Saturday, October 6, 2012

Where are you going, when are you coming home?



"Super Dimension Century Orguss" was an anime created by japanese animation company "Big West" in 1983. It was not an actual sequel to "Macross", but it reunited the same creative team in the hopes of creating another big hit. Sadly, it was just too different from Macross and any other SF anime, for that matter, and it was not very successful in japan. In the states, it is remembered only for the huge pile of Orguss toy and model merchandise that made it to american toystores... and that is quite a pity, because it was such a unique, quirky, and charming show. Not quite as brainy as "Hitchhiker's Guide", not quite as slapstick as "Futurama", but certainly in that same vein of bizzarre, mutiverse-hopping adventures and ontological puzzles.


The simplest explanation I can offer of ORGUSS's very un-simple plot goes as follows: on the eve of world war 3, cocky mech pilot Kei Katsuragi tries to detonate an experimental "dimensional bomb" to break a bitter stalemate on the battlefield. The untested bomb malfunctions, creating a bizarre aggregate of 100 different alternate realities all crammed onto the same earth, which is imprisoned inside of an impenetrable forcefield that traps heat and greenhouse gases along with it's various denizens. Kei joins up with crew of the Glomar (see picture above), a hovering land battleship inhabited by the Emaan, a very humanoid race from an alternate reality in which humanity got their act just a little bit more together. The libertarian society of the matriarchal Emaan becomes explored in depth during the show's run, their nomadic lifestyle, their compulsive drive to turn a profit in trading technology with alien races, and their oddly utopian sexual behaviour (all emaanian tribes/clans are expected to sleep in one big collective bedroom, with adjacent "privacy" rooms reserved for sexual trysts).
So this weird patchwork world is extremely unstable, given "dimensional storms" where large areas can suddenly shift from the distant past to the future. Along the way, the crew of Glomar (again, see above picture) encounter dragon's, dalek-esque robot empires, future nazis, barbarians, carnivorous plants, giant vampire bats, and all other manner of strange creatures and antagonists from earth's possible futures and pasts. Just awesome, completely awesome.

Like I said, it really is a shame that more people didn't watch this show. Giant robot shows, and sadly, anime in general, have fallen into a system of cliches and tropes that are still repeated today (the reluctant pacifist hero who doesn't want to fight has been done over and over since Gundam), but Orguss has no time for such cliches... it's too busy playing weird games with shifting settings and timelines, and sneaking in an obsession with Lewis Carrol under the surface.
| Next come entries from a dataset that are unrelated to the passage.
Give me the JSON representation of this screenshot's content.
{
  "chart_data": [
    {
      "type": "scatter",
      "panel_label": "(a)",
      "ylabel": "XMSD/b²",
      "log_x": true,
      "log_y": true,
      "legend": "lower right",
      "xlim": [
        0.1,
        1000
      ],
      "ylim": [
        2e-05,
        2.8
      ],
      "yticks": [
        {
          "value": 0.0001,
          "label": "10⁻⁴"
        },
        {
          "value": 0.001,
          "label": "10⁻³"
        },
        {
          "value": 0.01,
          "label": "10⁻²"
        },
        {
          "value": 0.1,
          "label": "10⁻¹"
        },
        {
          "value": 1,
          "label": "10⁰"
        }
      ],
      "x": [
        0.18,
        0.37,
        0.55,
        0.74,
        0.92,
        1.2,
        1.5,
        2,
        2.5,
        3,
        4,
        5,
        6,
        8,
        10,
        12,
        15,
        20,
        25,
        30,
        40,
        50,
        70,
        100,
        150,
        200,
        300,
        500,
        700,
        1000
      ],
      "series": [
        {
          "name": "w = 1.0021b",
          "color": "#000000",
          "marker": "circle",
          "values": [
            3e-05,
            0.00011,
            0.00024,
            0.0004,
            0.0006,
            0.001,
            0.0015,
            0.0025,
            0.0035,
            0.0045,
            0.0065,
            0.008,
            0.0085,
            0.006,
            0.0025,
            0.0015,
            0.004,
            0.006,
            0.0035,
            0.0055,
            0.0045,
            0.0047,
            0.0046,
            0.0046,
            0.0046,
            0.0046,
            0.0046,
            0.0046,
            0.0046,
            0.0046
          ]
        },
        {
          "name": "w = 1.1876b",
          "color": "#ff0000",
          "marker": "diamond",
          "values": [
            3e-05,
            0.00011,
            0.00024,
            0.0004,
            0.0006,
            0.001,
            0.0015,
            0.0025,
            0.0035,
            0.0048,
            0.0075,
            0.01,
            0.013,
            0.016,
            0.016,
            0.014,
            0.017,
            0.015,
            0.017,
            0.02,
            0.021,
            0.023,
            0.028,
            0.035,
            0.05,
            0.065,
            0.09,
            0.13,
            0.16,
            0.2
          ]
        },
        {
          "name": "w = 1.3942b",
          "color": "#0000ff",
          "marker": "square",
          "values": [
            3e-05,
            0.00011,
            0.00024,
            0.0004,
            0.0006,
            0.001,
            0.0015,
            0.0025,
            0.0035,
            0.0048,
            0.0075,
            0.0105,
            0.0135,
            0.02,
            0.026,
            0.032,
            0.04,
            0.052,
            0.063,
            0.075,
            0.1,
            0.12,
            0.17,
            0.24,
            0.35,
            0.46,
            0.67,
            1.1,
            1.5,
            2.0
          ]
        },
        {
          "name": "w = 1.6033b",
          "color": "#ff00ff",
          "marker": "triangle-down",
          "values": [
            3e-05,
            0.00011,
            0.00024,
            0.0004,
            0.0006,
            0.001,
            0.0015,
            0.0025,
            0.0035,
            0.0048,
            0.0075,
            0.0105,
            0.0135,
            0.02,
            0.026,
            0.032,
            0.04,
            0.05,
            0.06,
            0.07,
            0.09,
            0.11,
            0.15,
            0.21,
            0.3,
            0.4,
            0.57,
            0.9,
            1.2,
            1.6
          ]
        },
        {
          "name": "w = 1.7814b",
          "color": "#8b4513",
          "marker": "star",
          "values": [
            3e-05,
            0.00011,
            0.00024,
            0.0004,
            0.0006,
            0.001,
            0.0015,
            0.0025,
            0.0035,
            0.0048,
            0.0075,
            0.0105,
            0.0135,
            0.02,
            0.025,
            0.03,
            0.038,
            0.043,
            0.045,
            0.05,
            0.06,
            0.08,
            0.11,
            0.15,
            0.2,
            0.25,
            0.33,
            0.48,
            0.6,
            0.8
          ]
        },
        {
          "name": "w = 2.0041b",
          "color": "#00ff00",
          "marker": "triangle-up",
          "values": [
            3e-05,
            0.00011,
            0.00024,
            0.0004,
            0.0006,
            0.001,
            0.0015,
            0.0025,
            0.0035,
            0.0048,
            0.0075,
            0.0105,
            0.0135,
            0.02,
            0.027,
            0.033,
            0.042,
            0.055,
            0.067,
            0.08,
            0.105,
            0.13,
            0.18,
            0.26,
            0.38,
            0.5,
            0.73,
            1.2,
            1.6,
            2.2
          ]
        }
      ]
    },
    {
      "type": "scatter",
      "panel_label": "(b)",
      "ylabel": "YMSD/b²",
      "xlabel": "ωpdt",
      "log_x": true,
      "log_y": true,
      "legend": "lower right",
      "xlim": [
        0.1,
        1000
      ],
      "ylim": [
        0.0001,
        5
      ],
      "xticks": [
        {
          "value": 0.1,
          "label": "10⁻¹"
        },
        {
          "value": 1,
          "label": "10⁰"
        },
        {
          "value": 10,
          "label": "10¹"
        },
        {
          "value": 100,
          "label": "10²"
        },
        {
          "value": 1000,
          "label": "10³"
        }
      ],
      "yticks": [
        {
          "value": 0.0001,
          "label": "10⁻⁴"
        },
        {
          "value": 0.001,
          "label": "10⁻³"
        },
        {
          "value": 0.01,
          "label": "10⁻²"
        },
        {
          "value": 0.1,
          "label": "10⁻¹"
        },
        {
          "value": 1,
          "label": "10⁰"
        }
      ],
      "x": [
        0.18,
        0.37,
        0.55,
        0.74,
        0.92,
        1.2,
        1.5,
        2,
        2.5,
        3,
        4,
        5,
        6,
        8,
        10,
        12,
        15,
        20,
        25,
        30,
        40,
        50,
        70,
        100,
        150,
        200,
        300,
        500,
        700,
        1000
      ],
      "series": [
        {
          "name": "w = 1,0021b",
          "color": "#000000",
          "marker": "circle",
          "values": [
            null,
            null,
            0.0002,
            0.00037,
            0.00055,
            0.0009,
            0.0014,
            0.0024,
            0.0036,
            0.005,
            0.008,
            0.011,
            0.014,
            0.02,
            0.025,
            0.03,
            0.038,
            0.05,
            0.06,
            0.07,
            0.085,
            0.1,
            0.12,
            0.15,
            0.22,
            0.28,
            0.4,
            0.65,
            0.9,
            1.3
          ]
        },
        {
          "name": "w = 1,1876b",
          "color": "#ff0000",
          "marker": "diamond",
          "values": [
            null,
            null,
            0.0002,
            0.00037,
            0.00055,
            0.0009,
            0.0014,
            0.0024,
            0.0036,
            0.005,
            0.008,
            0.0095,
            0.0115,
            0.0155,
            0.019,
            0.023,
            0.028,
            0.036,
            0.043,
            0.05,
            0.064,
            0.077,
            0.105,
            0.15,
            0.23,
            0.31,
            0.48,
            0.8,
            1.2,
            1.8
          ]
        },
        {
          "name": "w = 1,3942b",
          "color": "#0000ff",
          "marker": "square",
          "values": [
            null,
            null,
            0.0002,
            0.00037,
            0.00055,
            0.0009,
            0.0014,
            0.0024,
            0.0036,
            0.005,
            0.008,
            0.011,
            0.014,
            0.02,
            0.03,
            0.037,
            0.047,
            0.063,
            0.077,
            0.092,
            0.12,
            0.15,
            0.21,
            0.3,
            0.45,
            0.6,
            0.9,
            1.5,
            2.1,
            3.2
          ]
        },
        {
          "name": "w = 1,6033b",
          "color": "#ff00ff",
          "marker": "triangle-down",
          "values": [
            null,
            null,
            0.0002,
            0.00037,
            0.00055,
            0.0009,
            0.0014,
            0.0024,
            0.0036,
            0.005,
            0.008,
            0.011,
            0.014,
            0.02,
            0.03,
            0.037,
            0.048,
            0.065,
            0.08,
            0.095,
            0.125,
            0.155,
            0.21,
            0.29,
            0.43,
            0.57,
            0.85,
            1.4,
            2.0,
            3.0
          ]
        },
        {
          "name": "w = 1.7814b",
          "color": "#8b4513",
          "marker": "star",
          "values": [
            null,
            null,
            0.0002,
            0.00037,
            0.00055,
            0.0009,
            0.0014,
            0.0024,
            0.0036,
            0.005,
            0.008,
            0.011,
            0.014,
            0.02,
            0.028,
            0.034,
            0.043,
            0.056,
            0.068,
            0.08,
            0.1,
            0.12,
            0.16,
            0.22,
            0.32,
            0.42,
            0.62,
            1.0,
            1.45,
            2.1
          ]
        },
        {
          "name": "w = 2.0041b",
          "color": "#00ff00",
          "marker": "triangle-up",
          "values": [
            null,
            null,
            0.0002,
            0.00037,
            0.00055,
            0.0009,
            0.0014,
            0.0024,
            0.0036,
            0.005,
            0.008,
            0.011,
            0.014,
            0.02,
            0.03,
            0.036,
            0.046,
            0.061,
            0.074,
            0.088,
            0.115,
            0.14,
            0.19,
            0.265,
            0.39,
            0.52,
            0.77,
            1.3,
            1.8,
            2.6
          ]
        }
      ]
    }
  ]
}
Virtually all of the show's very unique robots showed up as model kits and AMAZING toys by the innovative (and much lamented) Takatoku toy company, but as far as I can tell, there never were any models of the Glomar, not even fan-produced or scratchbuilt. If you can find one, you are looking harder than me. So I built the one you see above, a big heavy doorstop type thing made out of sculpey.

It is also worth mentioning that the interior of the Glomar has a weird Jules Verne thing going on; lots of ornamental brass and mahogany. And the ship seems to be constantly floating across a pink sunset, with the characters chatting lazily on the deck, cheerfully discussing the possibility that they, and the earth itself, are most likely doomed.